The "right-sizing" of something should have some kind of external, objectifying framework by which the quality of "right-size" can be measured. If the process is long and complex but yields a reasonably consistent valued set of outcomes, then how is it not "right-sized" for the process owner or the process customer? Here is where the choice of that framework sees the spectrum of results, from good to bad, based almost entirely on how the framework defines it. In other words, "right-sized" is whatever my methodology says it is, and we can argue forever amongst ourselves as to who's framework for right-sizing is more right! For what it is worth, I like a framework that includes attention to fulfillment of associated goals, to conformance with governing architectures, and to the measurement of effeciency. Since positioning one framework's value over another is what drives the business model for practitioners and vendors alike, I think there is little-to-no hope of consensus here.

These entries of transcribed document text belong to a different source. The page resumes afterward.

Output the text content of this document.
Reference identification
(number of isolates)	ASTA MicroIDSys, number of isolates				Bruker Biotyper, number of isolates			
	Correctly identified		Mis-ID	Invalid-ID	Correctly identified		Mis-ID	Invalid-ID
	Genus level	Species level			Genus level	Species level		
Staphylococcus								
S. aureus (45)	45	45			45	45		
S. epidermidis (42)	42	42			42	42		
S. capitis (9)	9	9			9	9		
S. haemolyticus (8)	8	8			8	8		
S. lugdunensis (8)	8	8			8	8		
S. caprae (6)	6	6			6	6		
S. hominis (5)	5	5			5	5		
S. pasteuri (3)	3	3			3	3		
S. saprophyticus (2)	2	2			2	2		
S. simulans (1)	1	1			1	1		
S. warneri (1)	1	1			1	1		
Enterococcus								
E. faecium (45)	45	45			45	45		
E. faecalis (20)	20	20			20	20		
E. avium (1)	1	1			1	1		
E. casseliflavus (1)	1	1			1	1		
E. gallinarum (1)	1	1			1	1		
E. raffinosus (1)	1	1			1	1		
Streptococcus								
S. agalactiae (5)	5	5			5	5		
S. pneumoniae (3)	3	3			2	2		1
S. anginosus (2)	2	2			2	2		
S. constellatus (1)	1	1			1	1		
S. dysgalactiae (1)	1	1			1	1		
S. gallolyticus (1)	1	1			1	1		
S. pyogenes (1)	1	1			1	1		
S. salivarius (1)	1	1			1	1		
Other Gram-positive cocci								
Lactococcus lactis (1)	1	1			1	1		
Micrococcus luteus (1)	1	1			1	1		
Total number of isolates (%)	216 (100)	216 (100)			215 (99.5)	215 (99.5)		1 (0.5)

The "right-sizing" of something should also have some kind of internal, objectifying framework by which the qaultiy of "right-size" can be measured. And here there is some hope for standardization. In SW design, we have principles of coupling and cohesion that are agnostic with respect to design methodologies and techniques - possibly because they deal with underlying "meta" concepts in SW design that can manifest in all methodologies and techniques. Together, these concepts define the "granularity" of the design construct, and there observable implications among different levels of granularity in SW design and in process design. While the explicit incorporation of these two concepts may sometimes be lacking, the implicit incorporation is often there because they are simply too fundamental to the art and science of SW design, so they are there in the background of the designer's thinking. Process design could learn a lot from this, and we should be able to accumulate data about designs that provide an empirical basis for design parameters, much the same way that SW design metrics (think something like function points) are used to estimate work on SW systems. There HAS been some work in this area (including my own), but the process modeling community needs to step up in acceptance of what it is doing as something serious and meaningful, worthy and in need of formalism, and not just drawing pictures with boxes and arrows. I mean, my young daughter can do that much. What we do should be more than that.